A pinch of praise is worth a pound of
scorn. A dash of encouragement is more
helpful than a dipper of pessimism. A
cup of kindness is better than a cupboard of criticism.
~William Author Ward
If you have to
deliver bad news, criticism, or anything negative, sandwich it between two
positive statements. I'm not sure who
first suggested this analogy but I think most of us have heard it. Many of us probably do it. Well, I've learned that this sandwich
technique is stale and should be tossed out with the trash!
Harvard
researcher, author, and entertaining speaker, Shawn Achor, shares some
eye-opening research in his book The Happiness Advantage. Results from
psychologist and business consultant, Marcial Losada, contradict the age-old sandwich
ratio of 2 to 1 for delivering something negative.

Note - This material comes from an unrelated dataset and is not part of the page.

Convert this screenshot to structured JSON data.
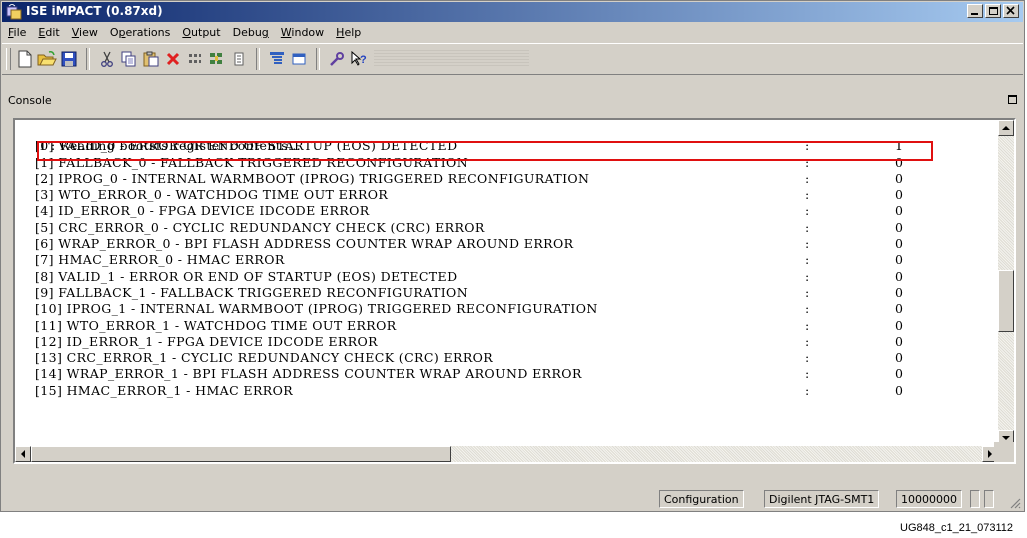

Based on Losada's extensive mathematical modeling, 2.9013 is the ratio of positive to negative interaction necessary to make a corporate team successful. This means that it takes about three positive comments, experiences, or expressions to fend off the languishing effects of one negative. Dip below this tipping point, now known as the Losada Line, and workplace performance quickly suffers. Rise above it—ideally, the research shows, to a ratio of 6 to 1—and teams produce their very best work.
Here's what one
skeptical CEO said when his company went through a "notable transformation" after incorporating Losada's recommendations to increase their ratio above the
Losada Line. "You untied knots that
imprisoned us: Today we look at each
other differently, we trust each other more, we learned to disagree without
being disagreeable. We care not only
about our personal success, but also about the success of others. Most important, we obtain tangible results."
Given the
clarity of this data, I'd suggest that this 6 to 1 ratio has many applications
in addition to successful work teams.
What about friendships, families, neighbors, and communities? I'm a fan and admirer of psychologist/philosopher,
William James, and one of my favorite James quotes is: "The art of being wise
is the art of knowing what to overlook." It seems to me that if we're living a 6 to 1 ratio, we're growing in the
art of wisdom and learning to overlook what we might have been tempted to point
out in the past. The 6 to 1 ratio could
make us far more selective about what negative statements and critiques we
choose to actually say, out loud.
My understanding
of this research is that it does not suggest that because the negative is a 1
to 6 ratio with the positive that we are able to somehow bypass the
negative. But rather, when the negative
is cushioned with a good dose of positive, we're in fact far more able to
receive the negative and accept the need for change and modify our
behavior.
As a consultant,
I'm really sort of paid to point out what's not working or the negative. But I've learned, the hard way, that I need
to be very selective about what negative aspects I choose to highlight if I
want the negatives to be received, accepted, and have a chance at making some
impactful change. So even when hired to identify
what's not working or the negative, I have to remember that we're still human,
we're still fragile; we still need lots of sugar to help the medicine go down.
If you feel some
kinship to the sandwich analogy, then I'd suggest you start to think about it
more like a club sandwich with lots of layers, maybe six layers.